Jonathan the tortoise lives in Saint Helena, a British Overseas Territory in the South Atlantic. He has lived on this remote island since 1882, when Queen Victoria was still on the phone. And whilst he has spent the past 140 years on this remote island, he actually spent his youth- the first fifty years of his life- on the Seychelles.
As a Seychelles giant tortoise, Jonathan is indigenous to the Seychelles, Africa’s smallest country. He, and several other tortoises, were gifted to the governor of Saint Helena in 1882. He still lives in the grounds of the governor’s house today.

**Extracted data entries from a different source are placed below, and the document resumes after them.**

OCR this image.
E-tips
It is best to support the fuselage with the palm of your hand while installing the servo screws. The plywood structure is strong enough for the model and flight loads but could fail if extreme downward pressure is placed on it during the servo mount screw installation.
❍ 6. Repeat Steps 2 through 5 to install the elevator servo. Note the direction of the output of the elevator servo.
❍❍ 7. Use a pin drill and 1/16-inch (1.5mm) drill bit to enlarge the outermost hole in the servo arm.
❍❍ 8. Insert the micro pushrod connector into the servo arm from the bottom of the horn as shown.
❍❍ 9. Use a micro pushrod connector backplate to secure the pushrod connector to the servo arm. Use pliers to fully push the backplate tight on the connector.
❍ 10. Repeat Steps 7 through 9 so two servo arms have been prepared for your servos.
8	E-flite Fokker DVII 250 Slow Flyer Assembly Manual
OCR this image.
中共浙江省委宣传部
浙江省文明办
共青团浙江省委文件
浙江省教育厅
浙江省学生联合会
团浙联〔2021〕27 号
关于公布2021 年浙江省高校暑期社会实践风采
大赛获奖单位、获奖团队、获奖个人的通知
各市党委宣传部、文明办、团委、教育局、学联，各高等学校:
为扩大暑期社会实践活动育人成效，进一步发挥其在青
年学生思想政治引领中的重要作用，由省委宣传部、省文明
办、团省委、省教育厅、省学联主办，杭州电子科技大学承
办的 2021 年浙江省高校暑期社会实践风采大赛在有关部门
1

Despite officially celebrating his 190th birthday, some believe Jonathan could potentially be even older. Seychelles giant tortoises reach maturation at around the age of fifty, at which point they will no longer grow any larger. In 1882, Jonathan had already reached maturation, and 120 cm in size. His actual birthdate remains a mystery, however, last month the current governor of Saint Helena gave Jonathan an official birthday- December 4.
In honour of this day the island marked the occasion with a 3-day celebration. And whilst it may seem strange to throw a tortoise a larger party than the average person gets, Jonathan isn’t your average tortoise. He has been officially placed as the oldest living animal in The Guinness Book of Records. And as a mascot of this tiny nation, it is only right that Jonathan has a place on the coinage. His image is also adorned on the back of the Saint Helena five pence coin.
Due to his advanced years, Jonathan is unfortunately blind with cataracts. He does have friends to keep him company though, in the form of three other tortoises (though not the same ones that accompanied him on his trip to Saint Helena in 1882). His plantation-mates include Emma and David, both 54, and Frederika, at a young 31 years-old.